Reporters in Yokohama, Japan, take pictures of the new Nissan electric car called Leaf

Q'Orianka Kilcher has never pumped a gallon of gasoline into her car. Never. Then again, she's never owned a car that needed gasoline. You could say she is at ground zero of the ZE, or zero-emission, vehicle future.

A 19-year-old actress living in Santa Monica, Calif. (she played Pocahontas in the 2005 movie The New World), Q'Orianka (pronounced Quor-ee-anka) is on her second hydrogen-fuel-cell car, a Honda FCX Clarity, a four-door with a 200-mile range. "I don't think I will ever buy a gas car," she says. "I can go everywhere I want to go with this. Plus, it's a guy magnet."

Auto-marketing gurus take note: the brave new world of ZE cars is here, ready or not, and please make them sexy.

"ZEs are an entirely different paradigm," says Stephen Ellis, manager of fuel-cell-vehicle marketing for American Honda Motor Co. in Torrance, Calif. Ellis manages the rare $600-a-month leases (including free hydrogen fill-ups) for the FCX Clarity. "Knowing how to integrate these new technologies into existing lifestyles and then building new infrastructures to make it work is the trick," says Ellis. "It took a hundred years to create the gasoline infrastructure; this will be much faster."

There are three types of zero, or near zero, emission cars: electric plug-ins, hybrid plug-ins and hydrogen fuel cells (which create power by having oxygen and hydrogen pass over electricity-generating electrodes). But each major automaker has its own take on which advanced technology will win 10 years down the road.

Nissan, for example, is pedal-to-the-metal with pure electric cars, having skipped fuel-cell technology altogether. It considers "interim hybrid technology," like Toyota's successful Prius, a mere passing phase. "The market-share winner will be the one that offers affordable, mass-market, zero-emission vehicles with a zero payback period for premium technologies," says Mark Perry, director of the product planning and strategy group for Nissan North America.

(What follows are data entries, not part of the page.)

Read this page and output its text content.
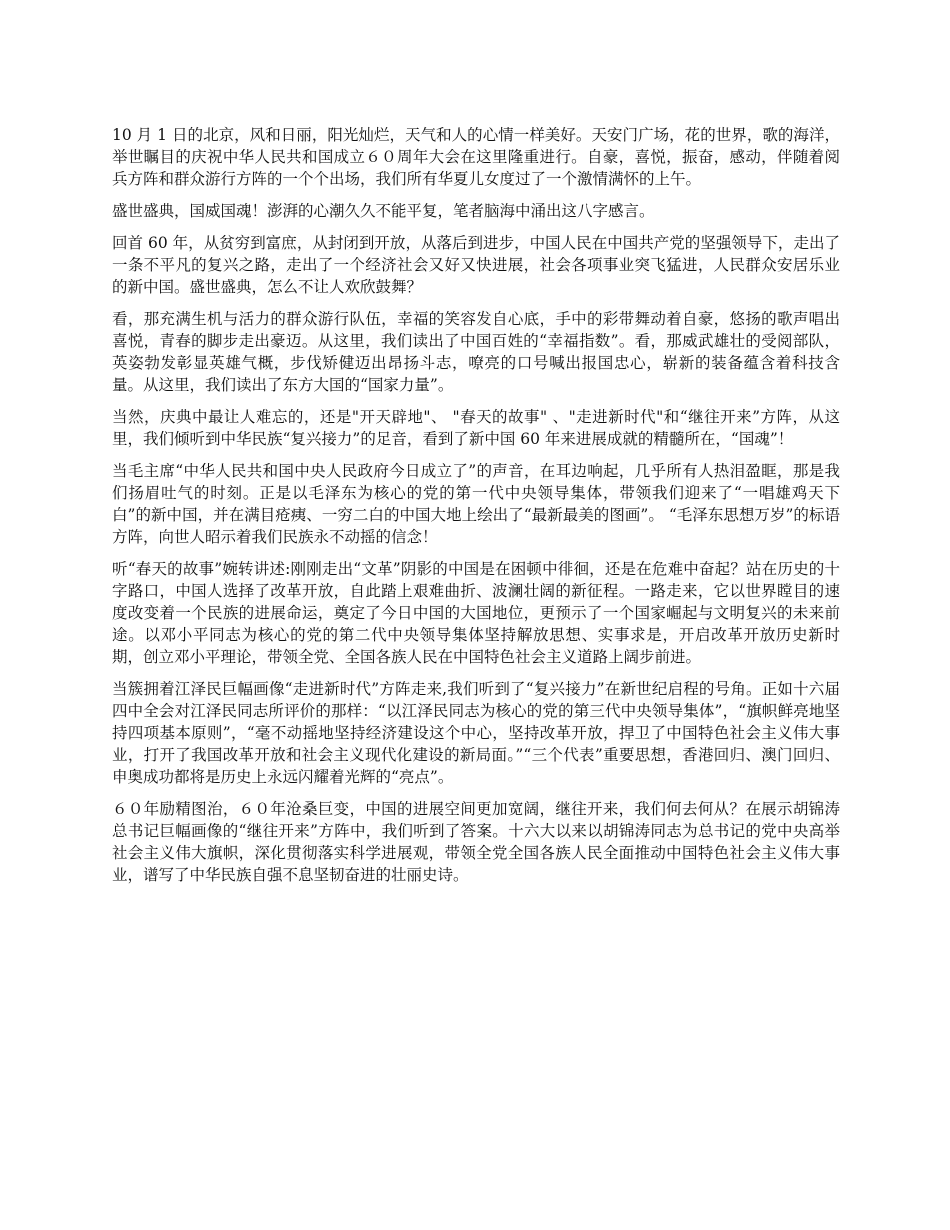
10 月 1 日的北京，风和日丽，阳光灿烂，天气和人的心情一样美好。天安门广场，花的世界，歌的海洋，举世瞩目的庆祝中华人民共和国成立６０周年大会在这里隆重进行。自豪，喜悦，振奋，感动，伴随着阅兵方阵和群众游行方阵的一个个出场，我们所有华夏儿女度过了一个激情满怀的上午。

盛世盛典，国威国魂！澎湃的心潮久久不能平复，笔者脑海中涌出这八字感言。

回首 60 年，从贫穷到富庶，从封闭到开放，从落后到进步，中国人民在中国共产党的坚强领导下，走出了一条不平凡的复兴之路，走出了一个经济社会又好又快进展，社会各项事业突飞猛进，人民群众安居乐业的新中国。盛世盛典，怎么不让人欢欣鼓舞？

看，那充满生机与活力的群众游行队伍，幸福的笑容发自心底，手中的彩带舞动着自豪，悠扬的歌声唱出喜悦，青春的脚步走出豪迈。从这里，我们读出了中国百姓的“幸福指数”。看，那威武雄壮的受阅部队，英姿勃发彰显英雄气概，步伐矫健迈出昂扬斗志，嘹亮的口号喊出报国忠心，崭新的装备蕴含着科技含量。从这里，我们读出了东方大国的“国家力量”。

当然，庆典中最让人难忘的，还是"开天辟地"、 "春天的故事" 、"走进新时代"和“继往开来”方阵，从这里，我们倾听到中华民族“复兴接力”的足音，看到了新中国 60 年来进展成就的精髓所在，“国魂”！

当毛主席“中华人民共和国中央人民政府今日成立了”的声音，在耳边响起，几乎所有人热泪盈眶，那是我们扬眉吐气的时刻。正是以毛泽东为核心的党的第一代中央领导集体，带领我们迎来了“一唱雄鸡天下白”的新中国，并在满目疮痍、一穷二白的中国大地上绘出了“最新最美的图画”。 “毛泽东思想万岁”的标语方阵，向世人昭示着我们民族永不动摇的信念！

听“春天的故事”婉转讲述:刚刚走出“文革”阴影的中国是在困顿中徘徊，还是在危难中奋起？站在历史的十字路口，中国人选择了改革开放，自此踏上艰难曲折、波澜壮阔的新征程。一路走来，它以世界瞠目的速度改变着一个民族的进展命运，奠定了今日中国的大国地位，更预示了一个国家崛起与文明复兴的未来前途。以邓小平同志为核心的党的第二代中央领导集体坚持解放思想、实事求是，开启改革开放历史新时期，创立邓小平理论，带领全党、全国各族人民在中国特色社会主义道路上阔步前进。

当簇拥着江泽民巨幅画像“走进新时代”方阵走来,我们听到了“复兴接力”在新世纪启程的号角。正如十六届四中全会对江泽民同志所评价的那样：“以江泽民同志为核心的党的第三代中央领导集体”，“旗帜鲜亮地坚持四项基本原则”，“毫不动摇地坚持经济建设这个中心，坚持改革开放，捍卫了中国特色社会主义伟大事业，打开了我国改革开放和社会主义现代化建设的新局面。”“三个代表”重要思想，香港回归、澳门回归、申奥成功都将是历史上永远闪耀着光辉的“亮点”。

６０年励精图治，６０年沧桑巨变，中国的进展空间更加宽阔，继往开来，我们何去何从？在展示胡锦涛总书记巨幅画像的“继往开来”方阵中，我们听到了答案。十六大以来以胡锦涛同志为总书记的党中央高举社会主义伟大旗帜，深化贯彻落实科学进展观，带领全党全国各族人民全面推动中国特色社会主义伟大事业，谱写了中华民族自强不息坚韧奋进的壮丽史诗。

The automaker's first electric, the Nissan Leaf, was launched last month and is touted as the world's first affordable ZE. No price has been announced (the Leaf is still 14 months away from being available), but it's estimated to come in under $30,000. It seats five adults, goes 100 miles on a charge with V6 performance, offers advanced electronics and will reach 90 m.p.h. Nissan says it will produce 50,000 electric cars globally by 2010, and it's scaling up plants. At full capacity, its Tennessee plant will produce 150,000 ZE vehicles and 200,000 battery packs. But like all new technologies, the Leaf will have some marketing challenges, not all of which have been test-driven, according to Perry.

"It's a very different sales process, especially with the inherent infrastructure challenges, like electric charging stations and in-home charging," he says. "It will be more of a consultative sale at the dealer level, and for some people, it may not be the right purchase."

"You'd never think of training consumers on how to fill up a gasoline-powered car," says Honda's Ellis. "But it's the very first thing we show them."